James was originally hesitant to even go ashore, complaining that Freeport had nothing in it. I convinced him that wasn't the case, and with a car they were able to take in the whole island. They had a great day, and he has definitely changed his mind about Freeport (which is good, as will become evident later). As I mentioned in the last entry, we were leaving at 5, for reasons that I am unaware of. I got a couple decent pictures, one of the dry dock that we will be using next month, one of a really nice tugboat (I love tugboats, for some reason), and one of a building that would be my dream house. I would love a house right out over the water like that.
We spent all night and the next day going VERY slowly back to Miami. Sunday night I ended up working all night, as we had several things go down including our e-mail server. I got it back up early in the morning, and went out on deck to watch us pull into Miami just after 5 am.
I took a number of pictures, nighttime is my favorite time to take pictures. In fact, I really wish that I could get my hands on an old-fashioned 35mm camera with no electronics, just to take long-exposure pictures with. Here is the upper deck of the Imagination, you can see the waterslide and such. This is Miami as we are pulling in, as well as this picture. This picture and this one are both of the ship with the city and port behind as we are coming down the port canal. Here is the road running next to the canal (being this close and seeing the ant-like cars is one of the few times I really feel the scale of the ship).
The last three pictures are of the Fascination. It is identical to the Imagination, it is just a bit newer. I can't (obviously) get a picture of our boat at night, so this is as close as it gets.
For those who don't know, a dry dock is basically what it sounds like. They pull the boat up next to it, tie it up REALLY well, and then lift the entire boat out of the water. This way they can paint and repair the hull, drive vehicles up to and around it, etc. It is the ONLY time that they can work on it without guests, so they can renovate, tear apart, and rebuild things. The reason that I say that it is good that James liked Freeport is that, as it turns out, he and I will be on the boat during dry dock.

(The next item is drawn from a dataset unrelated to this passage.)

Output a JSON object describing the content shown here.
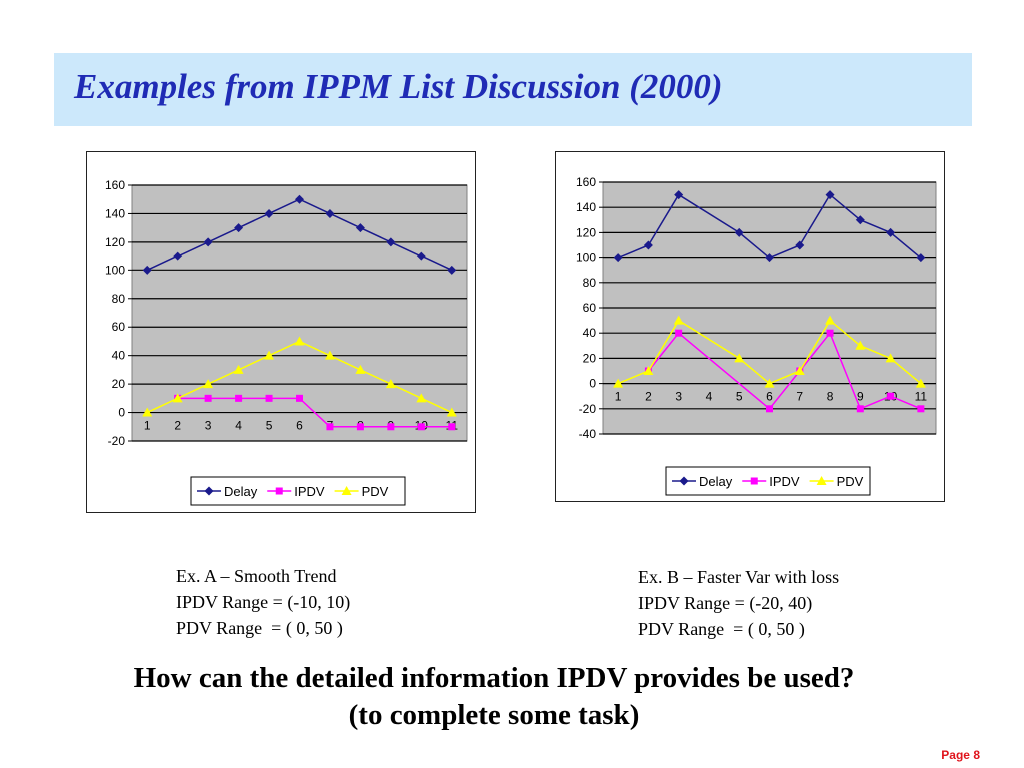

I was at the same time equally hoping and dreading that I would be here for the dry dock. On one hand, it will be cool to see and a good experience. I will have complete free run of the ship with no worries about guests or wearing a uniform (although from what I understand, we still have to wear a coverall). However, it means that large portions of the ship will have no A/C (as they replace things), there will be WAY fewer chefs and such, and lots of inconveniences. It is also a LOT of work from what I understand.
It is a good thing that it is going in now, as when we were loading passengers on Monday, there was a bit of a power flicker. We stayed in port for an extra couple of hours, and they told the guests that they were just checking it out to make sure that it was fine. As it turns out, we were lucky to have left at all. I don't know if you remember me mentioning that the engines that move the ship are electric, but THAT'S where the problem was. The engines were broken in some way, and we were going to have two wait up to two days to have them fixed. Luckily, the main engine guy is really good, and figured out a solution to make them work and leave Miami just a few hours late (we drive slow enough to conserve gas that we can make up quite a bit of time), and still got to Grand Cayman on time.
I am going to postpone writing about the rest of the week until I get my underwater pictures back (which will be tomorrow after I post this), and because it is nearly 4 am.